Faleceu também na madrugada da última sexta-feira, nesta capital, o Sr. Comediante. Comediante levou milhões de pessoas às gargalhadas durante mais de seis décadas fazendo comédia. No cinema, no teatro, na TV. Comediante criou personagens às centenas. Felizmente, nenhum deles morreu com o passamento do Sr. Comediante.
Faleceu igualmente na madrugada da última sexta-feira, nesta capital, o Sr. Entrevistador. Entrevistador entrevistou mais de vinte mil pessoas. Delas extraiu verdades e mentiras. Lágrimas e sorrisos. Memórias e esperanças. Histórias banais e extraordinárias. Sinceridade e cinismo. Aflição e alívio. Entrevistador entrevistou quem queria e quem não queria. Conhecidos e anônimos. Bandidos, ladrões, políticos, reis, rainhas, príncipes, princesas, atores, atrizes, presidentes, governadores, prefeitos, garis, astronautas, sambistas, vedetes, atletas, músicos, cantores, jornalistas, bombeiros, policiais, operários, empresários, homens, mulheres, crianças, gays, trans, velhos, novos, pretos, brancos, amarelos, indígenas, alienígenas. Entrevistador deixou que todos nos dissessem alguma coisa. Quando não tinham o que dizer, ou não conseguiam, ele mesmo falava. Entrevistador silenciou quando sua voz era mais necessária.
Faleceram da mesma forma na madrugada da última sexta-feira, nesta capital, os Srs.
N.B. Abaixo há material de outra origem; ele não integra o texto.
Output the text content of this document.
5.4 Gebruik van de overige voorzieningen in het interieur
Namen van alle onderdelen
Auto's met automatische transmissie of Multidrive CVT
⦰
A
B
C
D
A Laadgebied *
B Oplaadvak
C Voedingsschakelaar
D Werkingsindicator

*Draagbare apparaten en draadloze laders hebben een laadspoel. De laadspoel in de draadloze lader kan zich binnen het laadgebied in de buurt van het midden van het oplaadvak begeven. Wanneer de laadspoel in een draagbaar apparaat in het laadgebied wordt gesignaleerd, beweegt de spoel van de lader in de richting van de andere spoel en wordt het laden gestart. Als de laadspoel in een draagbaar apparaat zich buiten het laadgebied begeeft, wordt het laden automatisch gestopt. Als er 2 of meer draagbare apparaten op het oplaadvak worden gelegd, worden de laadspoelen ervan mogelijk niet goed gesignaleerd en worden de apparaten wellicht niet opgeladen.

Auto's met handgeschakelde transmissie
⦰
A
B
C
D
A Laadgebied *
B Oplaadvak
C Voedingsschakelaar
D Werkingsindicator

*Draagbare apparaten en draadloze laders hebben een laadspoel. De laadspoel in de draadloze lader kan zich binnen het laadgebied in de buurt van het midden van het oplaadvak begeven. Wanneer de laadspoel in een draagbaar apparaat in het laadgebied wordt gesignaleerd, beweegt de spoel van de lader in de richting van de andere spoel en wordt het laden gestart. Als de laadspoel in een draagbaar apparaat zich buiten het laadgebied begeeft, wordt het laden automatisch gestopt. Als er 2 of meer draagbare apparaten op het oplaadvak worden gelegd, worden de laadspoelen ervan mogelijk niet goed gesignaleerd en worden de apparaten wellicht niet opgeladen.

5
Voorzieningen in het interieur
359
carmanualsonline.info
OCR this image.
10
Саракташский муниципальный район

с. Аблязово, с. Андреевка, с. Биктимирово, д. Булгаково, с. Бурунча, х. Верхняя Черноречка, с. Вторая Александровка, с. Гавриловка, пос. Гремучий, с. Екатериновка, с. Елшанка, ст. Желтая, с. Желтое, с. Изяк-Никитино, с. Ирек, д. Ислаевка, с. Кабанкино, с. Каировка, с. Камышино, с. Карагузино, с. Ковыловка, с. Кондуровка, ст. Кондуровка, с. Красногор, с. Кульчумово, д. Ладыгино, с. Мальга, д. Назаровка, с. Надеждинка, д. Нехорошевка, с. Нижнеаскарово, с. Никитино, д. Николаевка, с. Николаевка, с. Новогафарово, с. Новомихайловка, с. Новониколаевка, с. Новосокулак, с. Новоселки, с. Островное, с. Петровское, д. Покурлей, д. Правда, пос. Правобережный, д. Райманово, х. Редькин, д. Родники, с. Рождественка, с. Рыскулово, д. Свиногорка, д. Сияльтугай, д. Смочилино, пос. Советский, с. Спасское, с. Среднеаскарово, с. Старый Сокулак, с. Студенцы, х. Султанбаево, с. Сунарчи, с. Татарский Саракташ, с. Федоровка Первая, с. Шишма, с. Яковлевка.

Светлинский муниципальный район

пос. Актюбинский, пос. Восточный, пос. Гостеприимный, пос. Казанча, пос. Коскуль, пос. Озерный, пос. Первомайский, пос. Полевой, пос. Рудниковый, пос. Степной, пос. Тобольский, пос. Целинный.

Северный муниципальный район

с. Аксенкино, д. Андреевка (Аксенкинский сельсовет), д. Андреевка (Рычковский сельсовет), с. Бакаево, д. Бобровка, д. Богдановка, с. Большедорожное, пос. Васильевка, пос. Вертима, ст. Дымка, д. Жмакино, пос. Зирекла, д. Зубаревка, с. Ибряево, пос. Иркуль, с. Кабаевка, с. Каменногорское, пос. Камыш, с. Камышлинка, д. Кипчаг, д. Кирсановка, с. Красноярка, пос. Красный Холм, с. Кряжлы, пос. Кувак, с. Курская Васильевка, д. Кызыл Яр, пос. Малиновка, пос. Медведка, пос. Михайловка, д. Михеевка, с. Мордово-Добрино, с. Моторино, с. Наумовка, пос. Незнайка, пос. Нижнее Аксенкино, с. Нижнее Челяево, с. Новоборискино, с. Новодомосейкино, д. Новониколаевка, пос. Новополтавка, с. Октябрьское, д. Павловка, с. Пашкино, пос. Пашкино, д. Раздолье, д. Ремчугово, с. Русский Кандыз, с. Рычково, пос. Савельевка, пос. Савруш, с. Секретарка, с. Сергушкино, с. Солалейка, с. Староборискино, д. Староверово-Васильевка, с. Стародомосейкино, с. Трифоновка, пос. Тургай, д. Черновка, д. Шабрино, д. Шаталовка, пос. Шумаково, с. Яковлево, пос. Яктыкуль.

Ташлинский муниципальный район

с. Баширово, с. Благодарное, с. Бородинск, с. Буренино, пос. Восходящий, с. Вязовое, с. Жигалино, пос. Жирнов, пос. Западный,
Ator, Diretor, Dramaturgo, Escritor, Jornalista, Cronista, Apresentador, Músico, Radialista, Comentarista Esportivo, Analista Político e Artista Plástico.
De acordo com as autoridades, viviam todos no mesmo endereço e faleceram no mesmo local e horário, enquanto a cidade dormia silenciosa.
Não deu tempo de ninguém mandar um beijo para eles.